Two years ago: Honey Dijon Broccoli Salad
Three years ago: Spicy Squash and Lentil Salad
And for another quick and easy dinner with similar flavours, don’t forget about this whole wheat spaghettini with harissa roasted cauliflower, capers, and walnuts.
- 1 medium head cauliflower, trimmed and broken into bite-sized florets
- 1 Tbsp extra virgin olive oil
- 1-2 Tbsp harissa paste, depending on how spicy you like things
- 1 200g package halloumi, torn into small pieces
- 8 large eggs
- 2 Tbsp capers
- salt and pepper
- Set a large oven-proof skillet over medium-high heat.
- In a large-enough bowl, toss the cauliflower florets with the harissa paste until each piece is as evenly coated as possible.
- Add the oil to the skillet, swirl to coat the pan, and then add the cauliflower. The harissa paste can be quite fumey as it hits the heat, so be sure to have your fan going.
- Leave the cauliflower to brown quite well on one side, then give it a good toss and let it brown on the other side. I find this takes about 5 minutes per side. The cauliflower doesn't need to be cooked through, it can still have a good amount of crunch at this point, but should be nicely browned.
- When the cauliflower is ready, scatter the torn halloumi over the top.
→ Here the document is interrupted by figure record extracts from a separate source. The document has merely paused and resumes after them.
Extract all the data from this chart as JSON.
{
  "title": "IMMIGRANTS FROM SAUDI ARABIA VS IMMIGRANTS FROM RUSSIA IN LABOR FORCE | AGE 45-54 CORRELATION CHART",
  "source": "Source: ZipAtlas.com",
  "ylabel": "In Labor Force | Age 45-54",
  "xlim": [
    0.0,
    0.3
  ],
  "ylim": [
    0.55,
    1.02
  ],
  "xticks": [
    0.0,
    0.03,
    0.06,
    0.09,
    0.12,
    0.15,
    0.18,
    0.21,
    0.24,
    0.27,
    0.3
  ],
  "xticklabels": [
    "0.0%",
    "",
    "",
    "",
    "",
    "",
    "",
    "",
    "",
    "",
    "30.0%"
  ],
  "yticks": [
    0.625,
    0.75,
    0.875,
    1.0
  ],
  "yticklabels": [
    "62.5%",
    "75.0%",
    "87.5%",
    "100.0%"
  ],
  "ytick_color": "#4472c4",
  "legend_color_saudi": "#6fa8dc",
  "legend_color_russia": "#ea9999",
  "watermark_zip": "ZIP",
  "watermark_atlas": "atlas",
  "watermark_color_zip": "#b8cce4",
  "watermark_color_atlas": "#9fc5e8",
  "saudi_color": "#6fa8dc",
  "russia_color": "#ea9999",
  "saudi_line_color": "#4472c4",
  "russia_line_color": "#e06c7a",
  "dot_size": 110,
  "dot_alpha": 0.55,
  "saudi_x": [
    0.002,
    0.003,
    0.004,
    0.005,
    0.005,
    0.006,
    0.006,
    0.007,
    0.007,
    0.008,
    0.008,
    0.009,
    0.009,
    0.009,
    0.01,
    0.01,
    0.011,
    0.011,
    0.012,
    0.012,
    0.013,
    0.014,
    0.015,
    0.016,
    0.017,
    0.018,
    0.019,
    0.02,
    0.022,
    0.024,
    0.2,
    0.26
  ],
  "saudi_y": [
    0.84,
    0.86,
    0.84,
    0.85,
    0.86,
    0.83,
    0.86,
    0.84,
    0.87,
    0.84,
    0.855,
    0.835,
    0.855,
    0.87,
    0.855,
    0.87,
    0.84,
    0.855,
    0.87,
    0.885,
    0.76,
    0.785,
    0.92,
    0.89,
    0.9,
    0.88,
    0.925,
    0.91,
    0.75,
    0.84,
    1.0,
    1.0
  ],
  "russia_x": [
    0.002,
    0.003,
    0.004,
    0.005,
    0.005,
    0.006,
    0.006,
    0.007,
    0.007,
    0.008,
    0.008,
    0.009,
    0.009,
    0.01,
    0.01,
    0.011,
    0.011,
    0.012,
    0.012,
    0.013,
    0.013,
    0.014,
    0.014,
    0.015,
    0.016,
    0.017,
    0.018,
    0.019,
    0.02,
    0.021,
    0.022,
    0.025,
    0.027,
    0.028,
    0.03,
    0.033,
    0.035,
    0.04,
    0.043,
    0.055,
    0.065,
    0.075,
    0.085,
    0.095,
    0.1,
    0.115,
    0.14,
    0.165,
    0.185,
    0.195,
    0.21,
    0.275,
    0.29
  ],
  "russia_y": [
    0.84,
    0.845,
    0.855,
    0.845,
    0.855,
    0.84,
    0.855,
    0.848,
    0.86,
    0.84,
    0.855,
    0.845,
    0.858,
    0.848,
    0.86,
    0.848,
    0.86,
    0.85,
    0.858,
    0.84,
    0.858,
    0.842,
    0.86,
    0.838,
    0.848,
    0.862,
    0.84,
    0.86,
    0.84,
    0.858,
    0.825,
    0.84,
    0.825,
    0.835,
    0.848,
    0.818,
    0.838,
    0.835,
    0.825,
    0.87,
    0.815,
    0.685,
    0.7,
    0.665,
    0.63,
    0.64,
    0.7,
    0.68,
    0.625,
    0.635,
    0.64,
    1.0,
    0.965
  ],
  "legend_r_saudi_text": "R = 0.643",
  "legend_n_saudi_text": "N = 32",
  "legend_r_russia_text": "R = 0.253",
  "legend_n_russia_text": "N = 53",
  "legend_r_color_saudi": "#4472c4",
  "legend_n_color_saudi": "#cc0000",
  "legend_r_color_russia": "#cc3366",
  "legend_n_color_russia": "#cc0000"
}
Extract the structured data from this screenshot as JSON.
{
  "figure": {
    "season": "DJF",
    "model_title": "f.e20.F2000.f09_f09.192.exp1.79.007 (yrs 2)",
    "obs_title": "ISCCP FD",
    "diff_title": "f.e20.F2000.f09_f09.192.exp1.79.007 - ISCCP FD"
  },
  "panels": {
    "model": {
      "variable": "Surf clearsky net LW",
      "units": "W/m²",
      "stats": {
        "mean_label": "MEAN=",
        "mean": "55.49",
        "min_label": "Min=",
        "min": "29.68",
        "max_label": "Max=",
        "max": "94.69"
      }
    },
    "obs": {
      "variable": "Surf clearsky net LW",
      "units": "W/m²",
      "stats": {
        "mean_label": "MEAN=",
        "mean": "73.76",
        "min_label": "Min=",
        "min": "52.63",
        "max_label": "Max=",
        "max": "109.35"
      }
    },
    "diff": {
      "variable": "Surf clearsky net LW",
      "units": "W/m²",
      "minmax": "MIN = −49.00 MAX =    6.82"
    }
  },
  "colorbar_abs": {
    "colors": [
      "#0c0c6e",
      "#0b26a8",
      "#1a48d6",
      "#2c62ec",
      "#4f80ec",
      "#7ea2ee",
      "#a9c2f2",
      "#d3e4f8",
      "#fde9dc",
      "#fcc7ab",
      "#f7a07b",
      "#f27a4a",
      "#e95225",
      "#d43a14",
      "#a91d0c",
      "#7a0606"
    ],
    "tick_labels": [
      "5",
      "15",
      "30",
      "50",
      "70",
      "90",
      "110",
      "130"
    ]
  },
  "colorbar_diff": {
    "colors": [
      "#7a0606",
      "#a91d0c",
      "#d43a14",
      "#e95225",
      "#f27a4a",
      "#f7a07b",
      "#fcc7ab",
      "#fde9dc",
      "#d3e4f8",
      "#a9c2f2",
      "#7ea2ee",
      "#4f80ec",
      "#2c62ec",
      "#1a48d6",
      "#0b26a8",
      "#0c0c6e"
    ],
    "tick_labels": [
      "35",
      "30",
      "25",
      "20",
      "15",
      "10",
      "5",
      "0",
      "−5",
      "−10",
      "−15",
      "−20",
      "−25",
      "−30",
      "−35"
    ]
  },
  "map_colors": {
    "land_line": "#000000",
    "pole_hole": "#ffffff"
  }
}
- Whisk the eggs (you can use the same bowl as you used for the cauliflower) and pour over top of the cauliflower and halloumi.
- At this point reduce the heat to medium, and let the frittata gently simmer until it is well set on the bottom but still wet and jiggly on top - about 10 minutes.
- Turn on your broiler to heat up while the eggs are cooking on the stovetop.
- Scatter the capers over the top of the frittata, and then remove from the stovetop and place in the oven under the broiler to finish - about 5 - 10 minutes.
- You'll need to watch it carefully here. The top should be puffed and golden, but not burnt. If your broiler doesn't heat evenly, rotate the pan halfway through.
- Remove the frittata from the oven and let it sit for about 5 minutes before serving. Leave a kitchen towel wrapped around the handle in case anyone tries to grab it, as it'll be good and hot!
- Now you can either slice the frittata in the pan, or slide it out onto a cutting board to be sliced. Serve hot, cold, or at room temperature.